New publications
Sleep learning is possible, proven
Last reviewed: 01.07.2025

All iLive content is medically reviewed or fact checked to ensure as much factual accuracy as possible.
We have strict sourcing guidelines and only link to reputable media sites, academic research institutions and, whenever possible, medically peer reviewed studies. Note that the numbers in parentheses ([1], [2], etc.) are clickable links to these studies.
If you feel that any of our content is inaccurate, out-of-date, or otherwise questionable, please select it and press Ctrl + Enter.
Probably, each of us thought that it would be nice to gain new knowledge while peacefully snoring.
Researchers claim that this is not a fantasy, but a real reality.
Scientists from the Weizmann Institute, which is located in Rehovot, have found that people have the ability to learn during sleep. The results of their research were published in the journal Nature Neuroscience.
It turns out that even in a state of rest, a person reacts to auditory and olfactory stimuli and remembers them.
During the study, scientists analyzed the ability of people to associate certain sounds and smells after perceiving them simultaneously during sleep.

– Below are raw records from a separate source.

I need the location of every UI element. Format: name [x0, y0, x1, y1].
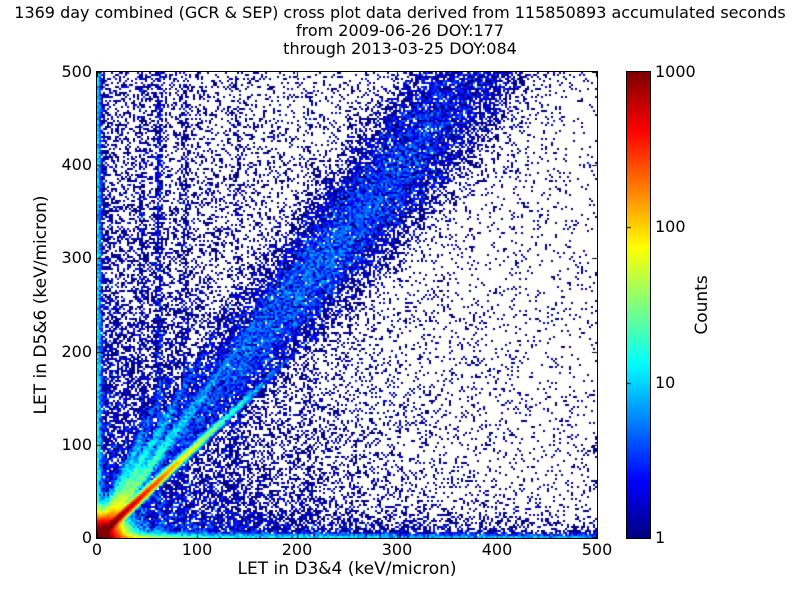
colorbar-tick-label: 1 — [655, 528, 666, 547]
x-tick-label: 0 — [91, 540, 103, 559]
scatter-density-canvas — [97, 72, 597, 538]
x-tick-label: 200 — [281, 540, 313, 559]
title-line-2: from 2009-06-26 DOY:177 — [295, 21, 504, 40]
title-line-1: 1369 day combined (GCR & SEP) cross plot… — [14, 3, 786, 22]
title-line-3: through 2013-03-25 DOY:084 — [283, 39, 517, 58]
colorbar-tick-label: 100 — [655, 217, 686, 237]
plot-area — [96, 71, 598, 539]
figure-title: 1369 day combined (GCR & SEP) cross plot… — [0, 4, 800, 58]
x-tick-label: 400 — [481, 540, 513, 559]
x-tick-label: 100 — [181, 540, 213, 559]
colorbar-label: Counts — [692, 275, 712, 335]
colorbar-tick-label: 1000 — [655, 62, 696, 81]
y-tick-label: 100 — [61, 434, 92, 454]
y-tick-label: 400 — [61, 155, 92, 175]
colorbar — [626, 71, 651, 539]
colorbar-gradient-canvas — [627, 72, 650, 538]
y-tick-label: 300 — [61, 248, 92, 268]
y-tick-label: 500 — [61, 62, 92, 81]
x-axis-label: LET in D3&4 (keV/micron) — [237, 559, 457, 579]
y-tick-label: 200 — [61, 341, 92, 361]
y-tick-label: 0 — [81, 528, 92, 547]
colorbar-tick-label: 10 — [655, 372, 676, 392]
x-tick-label: 300 — [381, 540, 413, 559]
x-tick-label: 500 — [581, 540, 613, 559]
y-axis-label: LET in D5&6 (keV/micron) — [31, 195, 51, 415]
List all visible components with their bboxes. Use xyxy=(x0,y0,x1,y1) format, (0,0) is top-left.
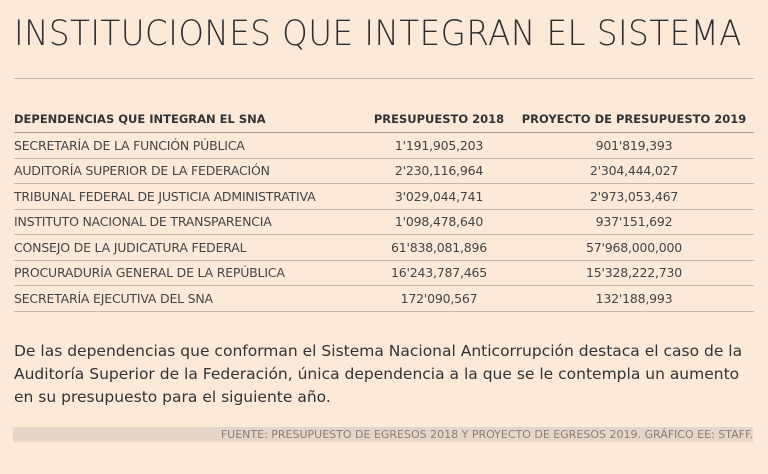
column-header-presupuesto-2018: PRESUPUESTO 2018 xyxy=(364,106,514,133)
dependency-name: CONSEJO DE LA JUDICATURA FEDERAL xyxy=(14,234,364,261)
budget-2019: 57'968,000,000 xyxy=(514,234,754,261)
table-row: INSTITUTO NACIONAL DE TRANSPARENCIA 1'098… xyxy=(14,209,754,235)
table-row: AUDITORÍA SUPERIOR DE LA FEDERACIÓN 2'230… xyxy=(14,158,754,184)
dependency-name: SECRETARÍA DE LA FUNCIÓN PÚBLICA xyxy=(14,132,364,159)
table-row: SECRETARÍA DE LA FUNCIÓN PÚBLICA 1'191,90… xyxy=(14,132,754,159)
table-row: PROCURADURÍA GENERAL DE LA REPÚBLICA 16'2… xyxy=(14,260,754,286)
budget-2019: 937'151,692 xyxy=(514,209,754,235)
dependency-name: PROCURADURÍA GENERAL DE LA REPÚBLICA xyxy=(14,260,364,286)
budget-2018: 2'230,116,964 xyxy=(364,158,514,184)
dependency-name: SECRETARÍA EJECUTIVA DEL SNA xyxy=(14,285,364,312)
budget-2019: 132'188,993 xyxy=(514,285,754,312)
budget-2019: 901'819,393 xyxy=(514,132,754,159)
budget-2018: 172'090,567 xyxy=(364,285,514,312)
dependency-name: INSTITUTO NACIONAL DE TRANSPARENCIA xyxy=(14,209,364,235)
budget-2018: 3'029,044,741 xyxy=(364,183,514,210)
table-row: TRIBUNAL FEDERAL DE JUSTICIA ADMINISTRAT… xyxy=(14,183,754,210)
budget-2018: 61'838,081,896 xyxy=(364,234,514,261)
divider xyxy=(14,78,754,79)
budget-2018: 1'191,905,203 xyxy=(364,132,514,159)
column-header-proyecto-2019: PROYECTO DE PRESUPUESTO 2019 xyxy=(514,106,754,133)
description-paragraph: De las dependencias que conforman el Sis… xyxy=(14,342,743,406)
page-title: INSTITUCIONES QUE INTEGRAN EL SISTEMA xyxy=(14,14,742,54)
budget-2019: 15'328,222,730 xyxy=(514,260,754,286)
budget-2018: 1'098,478,640 xyxy=(364,209,514,235)
budget-2019: 2'304,444,027 xyxy=(514,158,754,184)
table-header-row: DEPENDENCIAS QUE INTEGRAN EL SNA PRESUPU… xyxy=(14,106,754,133)
column-header-dependencias: DEPENDENCIAS QUE INTEGRAN EL SNA xyxy=(14,106,364,133)
budget-2018: 16'243,787,465 xyxy=(364,260,514,286)
dependency-name: TRIBUNAL FEDERAL DE JUSTICIA ADMINISTRAT… xyxy=(14,183,364,210)
source-note: FUENTE: PRESUPUESTO DE EGRESOS 2018 Y PR… xyxy=(13,427,753,442)
table-row: CONSEJO DE LA JUDICATURA FEDERAL 61'838,0… xyxy=(14,234,754,261)
budget-2019: 2'973,053,467 xyxy=(514,183,754,210)
table-row: SECRETARÍA EJECUTIVA DEL SNA 172'090,567 1… xyxy=(14,285,754,312)
budget-table: DEPENDENCIAS QUE INTEGRAN EL SNA PRESUPU… xyxy=(14,106,754,312)
dependency-name: AUDITORÍA SUPERIOR DE LA FEDERACIÓN xyxy=(14,158,364,184)
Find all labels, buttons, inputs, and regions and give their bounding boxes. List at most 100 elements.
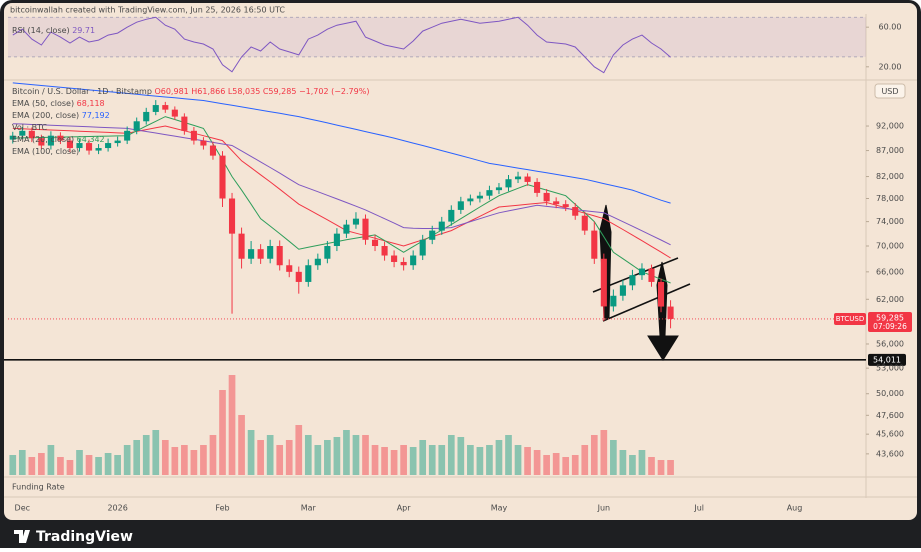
- candle-body: [543, 192, 550, 202]
- x-tick-label: 2026: [107, 504, 127, 513]
- price-tag-label: 59,285: [876, 313, 904, 322]
- legend-entry: EMA (20, close) 64,342: [12, 135, 105, 144]
- volume-bar: [543, 455, 550, 475]
- legend-text: 68,118: [77, 99, 105, 108]
- candle-body: [143, 111, 150, 122]
- volume-bar: [419, 440, 427, 475]
- candle-body: [209, 145, 217, 156]
- candle-body: [438, 221, 445, 231]
- countdown-label: 07:09:26: [873, 322, 907, 331]
- y-tick-label: 78,000: [876, 194, 904, 203]
- level-tag: [868, 353, 906, 366]
- candle-body: [248, 249, 255, 259]
- volume-bar: [76, 450, 83, 475]
- candle-body: [638, 268, 646, 276]
- legend-entry: EMA (200, close) 77,192: [12, 111, 110, 120]
- y-tick-label: 45,600: [876, 430, 904, 439]
- candle-body: [305, 265, 312, 282]
- candle-body: [371, 239, 379, 247]
- candle-body: [391, 255, 398, 262]
- volume-bar: [57, 457, 64, 475]
- volume-bar: [648, 457, 655, 475]
- y-tick-label: 62,000: [876, 295, 904, 304]
- volume-bar: [476, 447, 484, 475]
- y-tick-label: 60.00: [879, 23, 902, 32]
- candle-body: [276, 246, 283, 266]
- volume-bar: [209, 435, 217, 475]
- candle-body: [76, 143, 83, 149]
- chart-background: [4, 3, 917, 520]
- candle-body: [581, 215, 588, 231]
- volume-bar: [343, 430, 350, 475]
- volume-bar: [552, 453, 560, 475]
- annotation-channel: [602, 283, 691, 322]
- candle-body: [534, 181, 541, 193]
- candle-body: [600, 258, 607, 307]
- volume-bar: [524, 447, 531, 475]
- candle-body: [448, 209, 455, 222]
- volume-bar: [428, 445, 436, 475]
- volume-bar: [486, 445, 493, 475]
- legend-entry: EMA (50, close) 68,118: [12, 99, 105, 108]
- legend-text: 64,342: [77, 135, 105, 144]
- volume-bar: [247, 430, 255, 475]
- candle-body: [181, 116, 188, 131]
- candle-body: [505, 179, 512, 188]
- symbol-tag-label: BTCUSD: [836, 315, 865, 323]
- x-tick-label: Aug: [787, 504, 803, 513]
- ema-line: [12, 123, 671, 246]
- y-tick-label: 74,000: [876, 217, 904, 226]
- footer-brand: TradingView: [36, 529, 133, 545]
- plot-area: [9, 82, 674, 475]
- candle-body: [476, 195, 483, 199]
- volume-bar: [562, 457, 570, 475]
- volume-bar: [142, 435, 150, 475]
- candle-body: [190, 130, 197, 141]
- volume-bar: [238, 415, 245, 475]
- x-tick-label: Apr: [397, 504, 412, 513]
- volume-bar: [152, 430, 160, 475]
- header-credit: bitcoinwallah created with TradingView.c…: [10, 6, 285, 15]
- y-tick-label: 70,000: [876, 242, 904, 251]
- candle-body: [429, 230, 436, 240]
- price-tag: [868, 311, 912, 332]
- volume-bar: [266, 435, 274, 475]
- candle-body: [95, 148, 102, 151]
- candle-body: [324, 246, 331, 259]
- volume-bar: [95, 457, 102, 475]
- volume-bar: [457, 437, 465, 475]
- volume-bar: [362, 435, 369, 475]
- volume-bar: [66, 460, 74, 475]
- legend-text: RSI (14, close): [12, 26, 70, 35]
- candle-body: [295, 271, 302, 282]
- rsi-legend: RSI (14, close) 29.71: [12, 26, 95, 35]
- candle-body: [410, 255, 417, 266]
- x-tick-label: Mar: [301, 504, 317, 513]
- volume-bar: [276, 445, 284, 475]
- volume-bar: [171, 447, 179, 475]
- candle-body: [286, 265, 293, 272]
- volume-bar: [409, 447, 417, 475]
- legend-text: Vol · BTC: [12, 123, 48, 132]
- volume-bar: [390, 450, 398, 475]
- y-tick-label: 56,000: [876, 339, 904, 348]
- y-tick-label: 87,000: [876, 146, 904, 155]
- volume-bar: [228, 375, 236, 475]
- x-tick-label: Jul: [693, 504, 704, 513]
- candle-body: [314, 258, 321, 266]
- volume-bar: [133, 440, 141, 475]
- candle-body: [219, 155, 226, 199]
- legend-entry: Vol · BTC: [12, 123, 48, 132]
- volume-bar: [324, 440, 331, 475]
- candle-body: [343, 224, 350, 234]
- volume-bar: [505, 435, 512, 475]
- candle-body: [610, 295, 617, 307]
- volume-bar: [447, 435, 455, 475]
- volume-bar: [667, 460, 674, 475]
- legend-text: EMA (50, close): [12, 99, 74, 108]
- currency-box[interactable]: [874, 83, 906, 99]
- candle-body: [667, 306, 674, 319]
- candle-body: [514, 176, 522, 180]
- volume-bar: [114, 455, 121, 475]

Previously, studies have been conducted that proved the need for rest for a person to concentrate on the learning process, as well as memory consolidation. However, it was never possible to prove the ability to perceive information in a dream. And the well-known experiments of students falling asleep while listening to lecture notes did not lead to the desired results.
A team of scientists, including specialists from the Tel Aviv-Yafo Academic College and the Weizmann Institute's Department of Neuroscience, in collaboration with researchers from the Loewenstein Rehabilitation Center, led by Professor Noam Sobel, conducted work with 55 volunteers. The goal of the experiment was to find out whether it is possible to develop a conditioned reflex to sound and smell in a sleeping person.
For the tests, people with particularly deep and sound sleep were selected so that nothing would interfere with the purity of the experiment.
During the subjects' sleep, sound signals were fed into the room, which were reinforced by smells (pleasant and unpleasant). The reactions of the sleeping people were recorded using an electroencephalogram, and the experts also monitored the subjects' breathing rhythm.
The experts noted that when inhaling pleasant smells, they breathed deeper, but if the smell was unpleasant, their breathing became shallow. The same breathing reaction was observed if the sleepers heard sounds previously accompanied by certain smells.
The next stage of the experiment was to have people who were already awake listen to the same sound signals that were given during sleep. It turned out that after waking up, their body reflexively responded to the stimuli, exactly as in a state of rest. And this despite the fact that they did not remember the sounds.
Scientists have also established that the body reacts most strongly to external stimuli during REM sleep, while the process of memory consolidation and the transfer of associations from sleep to wakefulness occurs during slow sleep.
Professor Sobel's research focuses only on the human sense of smell at rest, but it gives scientists hope that the first significant step in discovering new possibilities for humans during sleep has already been taken.